Since it’s inception in 1990, the American’s with Disabilities Act (ADA) has been a powerful legal tool in the fight to increase wheel chair accessibility in public buildings. As our society continues to grow in its acceptance of people with disabilities and as we come to understand that those people not only need, but deserve, the same rights of accessibility as anyone else, businesses and public facilities are scrambling to meet the requirements laid out by the ADA. The opportunity to live independent lives is what is at stake for those who rely on wheelchairs for mobility.

As publicly accessible buildings in America seek to comply with the specifications laid out by the ADA, it is now required that all new buildings are designed with these specifications in mind.
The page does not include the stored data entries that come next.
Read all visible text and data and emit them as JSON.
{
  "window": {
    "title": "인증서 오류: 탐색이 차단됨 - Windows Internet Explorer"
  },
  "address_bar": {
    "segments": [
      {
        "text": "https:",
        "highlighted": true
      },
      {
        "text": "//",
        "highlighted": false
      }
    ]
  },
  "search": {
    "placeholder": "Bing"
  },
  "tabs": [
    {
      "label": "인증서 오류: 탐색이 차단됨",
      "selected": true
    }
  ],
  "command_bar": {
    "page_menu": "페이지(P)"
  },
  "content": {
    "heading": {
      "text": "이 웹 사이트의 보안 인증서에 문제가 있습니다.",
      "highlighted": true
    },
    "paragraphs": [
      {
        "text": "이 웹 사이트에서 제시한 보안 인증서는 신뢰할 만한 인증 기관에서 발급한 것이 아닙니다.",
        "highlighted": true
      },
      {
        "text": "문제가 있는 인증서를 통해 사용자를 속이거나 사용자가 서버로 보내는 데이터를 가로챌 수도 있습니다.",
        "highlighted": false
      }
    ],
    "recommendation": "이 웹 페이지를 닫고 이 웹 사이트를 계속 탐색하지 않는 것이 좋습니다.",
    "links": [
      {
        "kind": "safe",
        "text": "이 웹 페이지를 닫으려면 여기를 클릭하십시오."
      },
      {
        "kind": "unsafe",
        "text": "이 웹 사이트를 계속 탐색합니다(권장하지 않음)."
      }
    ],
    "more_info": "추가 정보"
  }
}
Architects work with wheel chair accessibility needs worked into building plans and as a rule, blue prints that do not meet ADA requirements will not be issues building permits. These stringent requirements are working to ensure that going forward; all of the public buildings that are constructed will be fully functional for wheel chair users.

Challenges

The biggest challenges to becoming ADA compliant are those faced by the owners of older buildings. Many older buildings, especially in urban settings, have almost no wheel chair accessibility. The owners of these building are, in some cases, forced to add on to the building so that they have room to house an elevator unit. In other instances, building owners install custom machinery that carries a wheel chair and its occupant up flights of stairs.

Residential property owners face their own set of unique challenges when faced with the need for wheel chair accessibility. The biggest of these challenges is usually cost. Public buildings generally have a larger financial base from which to work that the typical homeowner.

There are countless stories about community service organizations that are willing to lend a hand with these projects. All of the specifications for size and slope are available on the ADA website and make it so just about any group of volunteers can put together a very sturdy and serviceable wheelchair ramp in a few hours. The specifications can be found at www.disabilitysystems.com/ada/adaag.htm.

The push for greater wheel chair accessibility is only the first step in the journey towards equal access for all. Even though it does not fix all of the accessibility issues that we are facing, it is helping to get folks to pay attention to the needs of those around them.

Architects, designers and developers are beginning to think with the disabled at the heart of their plans instead of as an afterthought. The process will be a slow one but gradually, new doors will continue to open and one day we will all be free to go where we please.